Forcer une femme à mener à terme une telle grossesse représente un grave risque pour sa santé mentale et physique, un supplice relevant de la torture morale et physique.
L’interdiction de l’avortement médicalisé en cas d’acte criminel dont a été victime une femme, revient très concrètement et cyniquement, à la pousser à mettre en danger sa vie en ayant recours à un avortement non médicalisé. Après un tel avortement non médicalisé, la femme, victime d’un acte criminel, encourra en plus le risque d’une peine de servitude pénale de 10 années…
Amnesty International appelle les femmes mauriciennes à ne plus accepter une loi si cruelle à leur encontre et un tel outrage à leur dignité humaine. Certains cherchent à maintenir ce traitement indigne de la femme mauricienne sous prétexte de conceptions morales particularistes.
Conceptions morales que nous ne jugeons pas, mais dont ne devraient subir les conséquences que ceux et celles qui choisissent librement de se les appliquer. Imposer un tel supplice à celles qui ne partagent pas ces conceptions, relève d’une violation de la liberté de conscience et d’une forme de fondamentalisme à laquelle nous devons nous opposer en démocratie.
L’injustice est d’autant plus grande qu’elle met en danger la vie de femmes et d’adolescentes appartenant à des catégories sociales où l’on n’a pas les moyens de se rendre à l’étranger pour avorter en toute sécurité et en toute discrétion.
Nous ne pouvons donc qu’encourager le gouvernement mauricien à maintenir fermement sa résolution à se mettre en conformité avec les conventions internationales protégeant la dignité humaine et les principes élémentaires de santé publique.

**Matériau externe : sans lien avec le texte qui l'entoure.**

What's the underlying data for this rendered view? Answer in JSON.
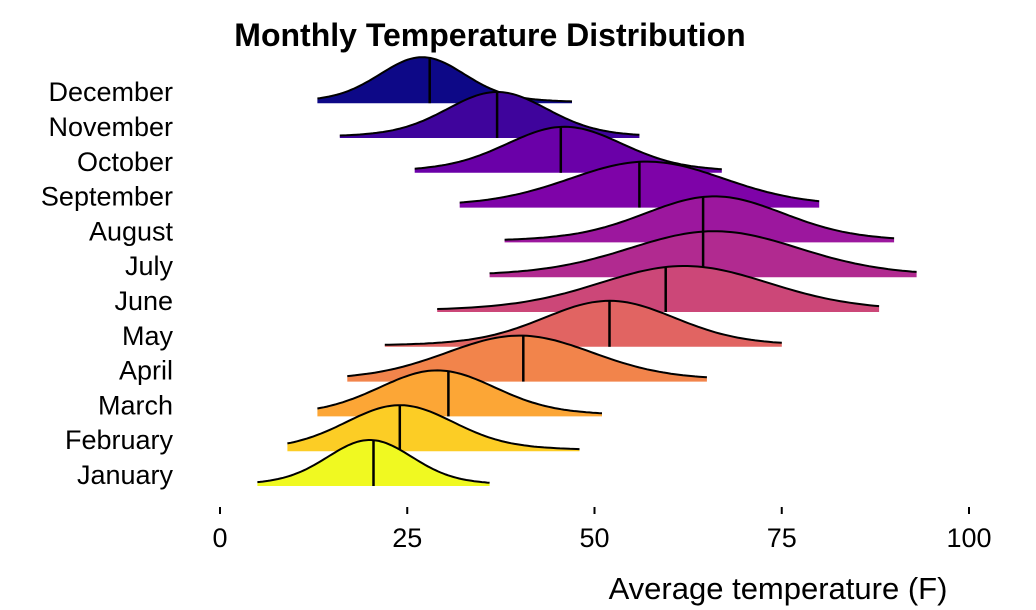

Amnesty International ne prend pas de position sur l’interruption volontaire de grossesse. Mais cette ONG demande aux Etats de ne pas emprisonner les femmes dans les cas d’avortements illégaux car cela les dissuade à recourir aux soins de santé publique en cas de complications. L’avortement clandestin continuera à concerner des milliers de Mauriciennes, tous les ans, même si ce projet de loi est voté.
Or, le texte maintient des peines privatives de liberté très lourdes de 3 à 10 années pour les femmes. La section mauricienne d’Amnesty demande aux parlementaires de revoir ces sanctions archaïques. Il s’agit, là encore, d’une priorité de santé publique à laquelle doit céder la politique pénale.